Halal’s embroidery, which she brought to America in 1910 at age 13, now hangs in the Ellis Island National Museum of Immigration, part of an exhibition called Little Syria, N.Y.: An Immigrant Community’s Life and Legacy.

A man standing in front of an old picture of a large family (© AP Images)
Philip Najjar Tamoush, 78, poses in front of his family’s photo at the “Little Syria” exhibition. His family emigrated from Syria in 1920. (© AP Images)

Through documents, artifacts and photos, the exhibition tells the story of a Middle Eastern community that once flourished in Lower Manhattan. The show is on view through January 9, 2017, in the building where 12 million immigrants first set foot in America.

Old passport showing a photo of five people (© AP Images)
This 1920 passport for the Najjar family, Syrian immigrants to the U.S., is displayed at the “Little Syria” exhibition. (© AP Images)

It documents the vanished neighborhood of Little Syria in ways that still resonate, at a time when Syrian refugees are making headlines.

From the 1880s to 1940s, Little Syria sprawled from the New York waterfront. The neighborhood was an incubator for other Arab enclaves, as residents moved to Brooklyn, New York; Detroit; Cleveland; Los Angeles and elsewhere.

A boat filled with people approaching New York City (© AP Images)
People take photos of Lower Manhattan where the Little Syria neighborhood was located. (© AP Images)

Shakifa Halal didn’t stay long. She joined relatives in California, becoming a seamstress.

But others remained in Manhattan, creating a community in the early 1900s that was home to some 3,000 Syrian immigrants.

Tall buildings in a downtown city setting (© AP Images)
The former St. George’s Syrian Catholic Church, which now houses two restaurants, was part of the Little Syria neighborhood. (© AP Images)
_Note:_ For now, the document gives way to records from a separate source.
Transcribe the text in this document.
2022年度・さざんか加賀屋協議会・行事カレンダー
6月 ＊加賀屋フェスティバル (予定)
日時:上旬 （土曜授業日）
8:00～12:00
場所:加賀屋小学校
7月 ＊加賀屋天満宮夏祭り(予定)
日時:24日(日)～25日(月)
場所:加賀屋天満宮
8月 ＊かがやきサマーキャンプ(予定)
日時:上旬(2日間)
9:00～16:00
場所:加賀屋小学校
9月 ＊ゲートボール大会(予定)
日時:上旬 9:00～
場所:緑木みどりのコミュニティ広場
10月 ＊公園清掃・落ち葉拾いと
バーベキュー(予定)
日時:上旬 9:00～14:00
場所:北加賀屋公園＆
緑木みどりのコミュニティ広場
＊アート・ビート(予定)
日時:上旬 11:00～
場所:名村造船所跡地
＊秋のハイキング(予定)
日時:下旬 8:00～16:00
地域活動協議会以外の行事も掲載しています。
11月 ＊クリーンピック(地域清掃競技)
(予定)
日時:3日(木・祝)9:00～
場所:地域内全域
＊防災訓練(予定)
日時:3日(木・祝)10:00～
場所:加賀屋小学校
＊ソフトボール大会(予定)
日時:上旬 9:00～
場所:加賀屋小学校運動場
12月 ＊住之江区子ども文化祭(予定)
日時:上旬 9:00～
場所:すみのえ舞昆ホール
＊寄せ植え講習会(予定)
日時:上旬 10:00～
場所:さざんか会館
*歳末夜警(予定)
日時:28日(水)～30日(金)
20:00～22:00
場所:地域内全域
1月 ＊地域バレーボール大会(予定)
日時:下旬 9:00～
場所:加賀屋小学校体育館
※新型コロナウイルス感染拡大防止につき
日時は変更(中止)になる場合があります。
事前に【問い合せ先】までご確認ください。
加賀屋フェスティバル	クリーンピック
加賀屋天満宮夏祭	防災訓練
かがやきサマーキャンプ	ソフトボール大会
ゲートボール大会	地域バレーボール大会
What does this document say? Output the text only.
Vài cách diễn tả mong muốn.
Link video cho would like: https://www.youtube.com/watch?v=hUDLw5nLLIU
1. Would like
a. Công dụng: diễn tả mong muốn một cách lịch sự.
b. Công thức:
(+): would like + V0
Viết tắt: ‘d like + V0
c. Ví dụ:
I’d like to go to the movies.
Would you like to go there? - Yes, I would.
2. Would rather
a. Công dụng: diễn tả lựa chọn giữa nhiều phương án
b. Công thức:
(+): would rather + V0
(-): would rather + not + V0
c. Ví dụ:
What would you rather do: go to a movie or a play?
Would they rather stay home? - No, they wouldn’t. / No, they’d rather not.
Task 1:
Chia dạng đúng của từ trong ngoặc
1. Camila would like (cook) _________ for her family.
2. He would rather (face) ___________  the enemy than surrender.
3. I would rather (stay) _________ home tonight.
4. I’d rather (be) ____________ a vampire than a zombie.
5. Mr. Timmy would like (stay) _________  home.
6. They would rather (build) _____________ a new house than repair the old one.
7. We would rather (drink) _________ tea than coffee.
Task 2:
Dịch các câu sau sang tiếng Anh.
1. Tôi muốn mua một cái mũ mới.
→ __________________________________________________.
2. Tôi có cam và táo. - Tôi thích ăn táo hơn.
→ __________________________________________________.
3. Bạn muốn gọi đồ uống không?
Most of the neighborhood was torn down in the 1940s. Just three original buildings survive.

Charlie Sahadi’s family came from Lebanon to Little Syria in the late 1800s and launched Sahadi Importing, selling Middle Eastern goods.

The Ellis Island exhibition features a 1920s-era picture of Sahadi’s great-uncle, Abrahim Sahadi, along with A. Sahadi & Co. tins. The Sahadi store moved to Brooklyn in the 1940s, remaining a popular gourmet grocery to this day.

The Sahadi story resonates with Devon Akmon, a fourth-generation Arab American and director of the Arab American National Museum in Dearborn, Michigan. The museum created the Little Syria exhibition, which debuted at its facility in 2012.

“You have to … commemorate” those early settlers, said Akmon, who attended the show’s Ellis Island opening.

Portrait of a woman with long dark hair (© AP Images)
Syrian-born Patricia Talisse, 28, visits the “Little Syria” exhibition in New York. (© AP Images)

Patricia Talisse, who emigrated in 2012 from Aleppo, Syria, said the exhibition elicited tears as she saw the “common values and experiences” between then and now.

“We’re here, and we have been for years,” said Talisse.